Open Enterprise 2009: Interview with J.B. Holston, Newsgator

The BrainYard - Where collaborative minds congregate.

Stowe Boyd, Contributor

June 3, 2009

2 Min Read

A few weeks ago, during a busy two weeks in Europe, I interviewed J.B. Holston, the CEO of Newsgator. Despite the slight fuzziness of the video (I think J.B. needs to spring for a better webcam), his thinking was pretty sharp. A few highlights:

  • Newsgator has interated aggressively since last summer's E 2.0 conference, where the SocialSites product was one of the finalists in the Launchpad.

  • Newsgator has been focusing increasingly on integrated applications, making the company oriented more toward a platform strategy.

  • The economy has had an impact on many segments that have been strong for the company, like financial services. However, even in that sector, there is a 'harder times, so drive faster' attitude that is leading to fast uptake in some companies.

  • Large companies are finding it essential to integrate groups across the company, and also in the face of mergers and acquisitions they need low-cost, quick turn-on applications to achieve integration.

  • As the world has come to see inherently more risky, companies seem to willing to accept more risk. J.B. sees less of the extended bake-offs testing and evaluating alternatives, perhaps because Web 2.0 deployments are so much smaller than SAP, for example.

  • One client, with 150K seats worldwide, approximately 50% in each of two large organizations that have merged. One of the two sides had been deploying Newsgator's SocialSites, but now they are accelerating that across both sides so that they will have a means to coordinate and collaborate right away. The ROI is obvious, immediate, and large.

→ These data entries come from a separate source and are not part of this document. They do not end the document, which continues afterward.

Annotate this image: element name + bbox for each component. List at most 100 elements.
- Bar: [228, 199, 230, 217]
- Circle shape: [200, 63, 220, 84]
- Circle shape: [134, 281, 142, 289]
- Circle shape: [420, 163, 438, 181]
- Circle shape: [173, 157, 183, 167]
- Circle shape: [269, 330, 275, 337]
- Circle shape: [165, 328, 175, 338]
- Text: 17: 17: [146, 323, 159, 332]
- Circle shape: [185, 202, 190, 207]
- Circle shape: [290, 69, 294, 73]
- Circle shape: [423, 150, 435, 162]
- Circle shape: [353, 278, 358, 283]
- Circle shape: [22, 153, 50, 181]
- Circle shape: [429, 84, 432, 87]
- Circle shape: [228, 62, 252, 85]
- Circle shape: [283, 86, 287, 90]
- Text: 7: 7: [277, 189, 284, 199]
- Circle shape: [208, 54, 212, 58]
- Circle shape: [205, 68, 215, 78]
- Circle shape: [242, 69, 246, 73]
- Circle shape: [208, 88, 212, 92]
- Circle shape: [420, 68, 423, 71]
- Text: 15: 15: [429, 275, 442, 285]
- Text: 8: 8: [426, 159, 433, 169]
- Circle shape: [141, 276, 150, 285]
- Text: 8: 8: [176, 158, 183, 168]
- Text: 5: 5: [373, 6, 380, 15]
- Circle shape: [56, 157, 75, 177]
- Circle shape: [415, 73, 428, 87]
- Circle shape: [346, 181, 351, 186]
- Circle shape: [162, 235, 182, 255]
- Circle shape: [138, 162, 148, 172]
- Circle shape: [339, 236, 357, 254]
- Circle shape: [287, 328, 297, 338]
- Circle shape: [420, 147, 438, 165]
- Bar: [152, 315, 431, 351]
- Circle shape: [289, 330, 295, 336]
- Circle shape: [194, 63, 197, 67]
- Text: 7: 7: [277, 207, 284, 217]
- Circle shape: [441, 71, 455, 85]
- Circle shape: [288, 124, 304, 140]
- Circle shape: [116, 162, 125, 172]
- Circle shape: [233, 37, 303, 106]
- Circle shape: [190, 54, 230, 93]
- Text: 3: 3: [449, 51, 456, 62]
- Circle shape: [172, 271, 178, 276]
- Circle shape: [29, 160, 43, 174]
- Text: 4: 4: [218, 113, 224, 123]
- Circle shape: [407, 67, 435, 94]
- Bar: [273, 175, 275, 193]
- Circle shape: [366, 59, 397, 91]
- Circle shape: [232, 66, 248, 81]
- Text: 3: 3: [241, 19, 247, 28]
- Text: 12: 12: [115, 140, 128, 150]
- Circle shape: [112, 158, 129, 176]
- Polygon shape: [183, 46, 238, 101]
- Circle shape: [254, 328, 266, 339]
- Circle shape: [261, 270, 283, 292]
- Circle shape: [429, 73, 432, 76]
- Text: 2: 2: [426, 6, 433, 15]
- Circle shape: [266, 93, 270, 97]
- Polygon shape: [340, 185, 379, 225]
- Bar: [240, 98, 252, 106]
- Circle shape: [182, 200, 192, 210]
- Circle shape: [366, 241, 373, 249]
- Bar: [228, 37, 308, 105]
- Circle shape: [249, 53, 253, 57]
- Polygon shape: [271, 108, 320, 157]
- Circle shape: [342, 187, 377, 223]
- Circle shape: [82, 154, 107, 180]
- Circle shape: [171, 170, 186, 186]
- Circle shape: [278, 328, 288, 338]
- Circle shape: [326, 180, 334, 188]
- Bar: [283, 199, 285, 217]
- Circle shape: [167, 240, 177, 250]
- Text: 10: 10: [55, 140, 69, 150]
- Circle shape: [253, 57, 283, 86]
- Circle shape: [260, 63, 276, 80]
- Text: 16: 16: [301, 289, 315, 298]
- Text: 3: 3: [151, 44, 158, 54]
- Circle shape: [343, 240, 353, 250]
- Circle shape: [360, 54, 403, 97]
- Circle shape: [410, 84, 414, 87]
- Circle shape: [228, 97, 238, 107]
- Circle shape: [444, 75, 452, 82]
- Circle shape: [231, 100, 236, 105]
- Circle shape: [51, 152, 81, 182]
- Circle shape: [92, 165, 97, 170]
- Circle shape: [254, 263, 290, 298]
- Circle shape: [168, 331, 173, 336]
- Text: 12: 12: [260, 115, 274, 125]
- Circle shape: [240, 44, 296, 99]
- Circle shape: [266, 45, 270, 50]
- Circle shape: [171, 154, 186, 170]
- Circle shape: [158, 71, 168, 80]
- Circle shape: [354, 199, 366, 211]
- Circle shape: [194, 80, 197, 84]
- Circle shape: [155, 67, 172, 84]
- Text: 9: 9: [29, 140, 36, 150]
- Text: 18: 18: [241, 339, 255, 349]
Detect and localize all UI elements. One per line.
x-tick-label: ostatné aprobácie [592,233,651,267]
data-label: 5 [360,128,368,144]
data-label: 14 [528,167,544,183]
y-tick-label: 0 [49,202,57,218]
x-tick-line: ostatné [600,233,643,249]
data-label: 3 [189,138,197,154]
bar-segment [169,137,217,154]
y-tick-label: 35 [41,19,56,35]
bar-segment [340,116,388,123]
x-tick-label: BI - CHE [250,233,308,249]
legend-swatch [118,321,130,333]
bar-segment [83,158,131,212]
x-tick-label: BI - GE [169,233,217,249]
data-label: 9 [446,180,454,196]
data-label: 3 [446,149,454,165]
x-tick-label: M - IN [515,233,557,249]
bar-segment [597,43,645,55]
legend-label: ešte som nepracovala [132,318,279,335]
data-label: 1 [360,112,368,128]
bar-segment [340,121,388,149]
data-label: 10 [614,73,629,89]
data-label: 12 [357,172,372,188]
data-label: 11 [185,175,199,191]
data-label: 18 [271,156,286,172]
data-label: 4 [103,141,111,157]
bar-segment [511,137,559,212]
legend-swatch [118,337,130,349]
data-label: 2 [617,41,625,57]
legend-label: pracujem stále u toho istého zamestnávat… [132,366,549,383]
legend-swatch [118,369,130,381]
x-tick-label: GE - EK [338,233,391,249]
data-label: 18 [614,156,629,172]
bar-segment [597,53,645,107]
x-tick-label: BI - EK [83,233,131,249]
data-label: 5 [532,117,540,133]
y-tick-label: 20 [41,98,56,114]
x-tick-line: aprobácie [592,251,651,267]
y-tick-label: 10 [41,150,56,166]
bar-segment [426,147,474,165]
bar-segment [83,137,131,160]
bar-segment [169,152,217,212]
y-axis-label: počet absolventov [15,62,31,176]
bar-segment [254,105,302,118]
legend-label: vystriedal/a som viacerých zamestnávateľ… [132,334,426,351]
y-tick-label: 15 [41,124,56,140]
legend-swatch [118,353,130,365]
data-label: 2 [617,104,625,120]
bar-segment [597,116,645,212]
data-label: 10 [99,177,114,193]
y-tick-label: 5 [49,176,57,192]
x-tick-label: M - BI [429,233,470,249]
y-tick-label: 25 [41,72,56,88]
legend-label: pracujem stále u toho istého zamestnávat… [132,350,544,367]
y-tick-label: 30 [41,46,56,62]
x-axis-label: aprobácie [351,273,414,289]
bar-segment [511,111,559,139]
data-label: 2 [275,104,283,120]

  • Newsgator seems to be more of a top-down adoption model, although the consumer products have established a brand awareness in the minds of users. Executive management is essential to the roll-out for large deployments like Newsgators, J.B. confirms.

  • J.B. agrees that large deployments in multinational organization encounter all sorts of cultural and Cultural issues -- meaning corporate and real-world cultural barriers to understanding. He goes into some detail about legal issues with privacy in various countries, as well as the importance of community managers within companies adopting these tools.

J.B.'s insights confirm many of our findings: management leadership is essential, community must be nutured, and hard times lead to strong incentives for adoption of high payoff solutions. He made a great comment, that "these are still early days, and there is no unified field theory that everyone agrees to about how to drive adoption." Couldn't have said it better myself, although Oliver and I hope to turn the corner on that problem, at least, as we jump into the case study side of our research this month.